Dice Vico en la Scienza
Nuova que una de las propiedades de la mente humana consiste en transformar la idea de lo lejano y
desconocido en cosas que le son conocidas y presentes, dotándolas de cualidades
superiores. O como observara Tácito, magnificándolas: “Omne ignotum pro
magnifico est” (todo lo desconocido se magnifica). La siempre dramática
relación con la muerte es una de esas ideas que, no sin razón, históricamente
ha sido transformada por la humanidad en una de sus cosas más sagradas,
superiores, magníficas. En todo caso, el mismo Vico explica porqué son tan
importantes los difuntos para el desarrollo de la historia del mundo civil, del
que surgen los “principios universales y eternos, sobre los cuales surgieron y
se conservaron todas las naciones”. En efecto, sin excepción, las naciones
-observa el filósofo italiano-, tanto “las bárbaras como las humanas”, por más
que hayan sido fundadas de manera diversa o por más lejanas que se encuentren
entre sí, han tomado estas tres costumbres humanas, a las que han elevado a la
condición de principios universales y eternos: “todas tienen alguna religión,
todas contraen matrimonios solemnes, todas sepultan a sus muertos”. Y fue por
cierto en virtud de estas tres cosas “que comenzó la humanidad en todas las
naciones, y por ello todas deben custodiarlas santamente para que el mundo no
se embrutesca y no vuelva a la selva de nuevo”.
Sepultar a los
muertos, más que cuestión de simple ritual o de mera formalidad litúrgica,
contiene un significado cultural mucho más hondo del que se pueda llegar a
sospechar.

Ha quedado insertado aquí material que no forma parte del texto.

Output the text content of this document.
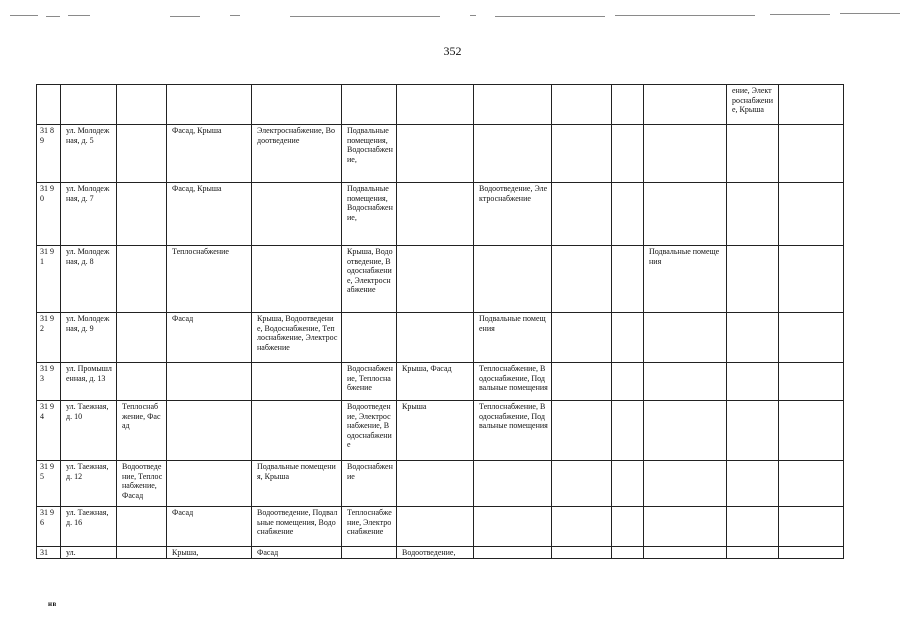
352
											ение, Электроснабжение, Крыша	
31 89	ул. Молодежная, д. 5		Фасад, Крыша	Электроснабжение, Водоотведение	Подвальные помещения, Водоснабжение,							
31 90	ул. Молодежная, д. 7		Фасад, Крыша		Подвальные помещения, Водоснабжение,		Водоотведение, Электроснабжение					
31 91	ул. Молодежная, д. 8		Теплоснабжение		Крыша, Водоотведение, Водоснабжение, Электроснабжение					Подвальные помещения		
31 92	ул. Молодежная, д. 9		Фасад	Крыша, Водоотведение, Водоснабжение, Теплоснабжение, Электроснабжение			Подвальные помещения					
31 93	ул. Промышленная, д. 13				Водоснабжение, Теплоснабжение	Крыша, Фасад	Теплоснабжение, Водоснабжение, Подвальные помещения					
31 94	ул. Таежная, д. 10	Теплоснабжение, Фасад			Водоотведение, Электроснабжение, Водоснабжение	Крыша	Теплоснабжение, Водоснабжение, Подвальные помещения					
31 95	ул. Таежная, д. 12	Водоотведение, Теплоснабжение, Фасад		Подвальные помещения, Крыша	Водоснабжение							
31 96	ул. Таежная, д. 16		Фасад	Водоотведение, Подвальные помещения, Водоснабжение	Теплоснабжение, Электроснабжение							
31	ул.		Крыша,	Фасад		Водоотведение,						
нв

De hecho, la palabra sepultura deriva de humandus, que es,
nada menos, la raíz de humanitas o humanidad, porque en el acto de
sepultar a los muertos se concentra “el sentimiento común de todo el género
humano”. Incluso, las sepulturas configuran los límites existentes entre los
territorios, cabe decir, son el fundamento topográfico, la frontera, a partir
de la cual se trazan los orígenes tanto de las distintas familias y etnias,
como de las ciudades, pueblos y posteriores naciones. La muerte es, en
consecuencia, un límite, una determinación, la confirmación no tanto del más
allá como del más acá, no sólo espiritual sino también material: “al
estar durante mucho tiempo quietos y situar las sepulturas de sus antepasados
en un lugar determinado, resultó que fueron fundados y divididos los primeros
dominios de la tierra, cuyos señores fueron llamados «gigantes» (que suena
semejante en griego a «hijos de la tierra», o sea, descendientes de los
sepultados), y, en consecuencia, se consideraron nobles, al estimar con ideas
justas, en aquel primer estado de cosas, la nobleza por haber sido engendrados
humanamente bajo el temor de la divinidad”. Todo lo cual hizo posible el
surgimiento del llamado “derecho natural de gentes” y, con él, la organización
de la vida social y política.
Honrar el recuerdo
de los sepultados es honrar la propia tierra y, con ella, honrar los
principios, los valores, las costumbres, las enseñanzas, el esfuerzo y la
pericia, en fin, el patrimonio dejado por los mayores. Terra patria es
la tierra de los padres. Patres son los antepasados. Todo lo cual
significa que el acto de honrar de los padres se proyecta sobre la propia
honra, sobre el honrarse a sí mismos, en tanto herederos legítimos de la
conquista de una determinada gentil civilidad. Que la industria cultural haya
vendido la representación de la conmemoración del “día de muertos” como un gran
trick or treat de golosinas, calabazas sin alma y disfraces de un terror
fantoche, vaciado de contenido, es otro discurso, incluso, muy a pesar de la
genialidad de un escritor de la talla de Washington Irving, autor de La
leyenda de Sleepy Hollow. En la obra de Irving, ambientada en la pequeña
Holanda que alguna vez fue New York, Ichabood Crane, un profesor de escuela
primaria, supersticioso y ambicioso, se enamora de la bella Katrina van Tassel,
hija de un acaudalado granjero. Pero la joven también es pretendida por Abraham
van Brunt, mejor conocido como Brom Bones. Una fría y nublada noche de
Octubre, Crane asiste a la “fiesta de la cosecha”, en casa de los van Tassel. Y
ahí, después de disfrutar el festín, escucha los escalofriantes relatos de
aparecidos narrados por su rival van Brunt, especialmente el de un jinete que, en batalla, había recibido un balazo de
cañón en la cabeza y ahora su fantasma solía cabalgar por las noches, sable en
mano, para encontrar una que reemplazara la suya, por lo que solía degollar a
sus víctimas en la penumbra. Cuando se marchaba a casa, afectado por el peso de
su fracasada declaración de amor a Katrina y muerto de miedo por los relatos de
Brom Bones, el descabezado se le aparece en el camino cabalgando su
corcel. El pánico se apoderó de Crane, quien hizo todo lo posible para atravesar
a todo galope el lúgubre puente del cementerio. Pero fue alcanzado por el
macabro espanto. A la mañana siguiente, nadie más supo de Crane en el poblado.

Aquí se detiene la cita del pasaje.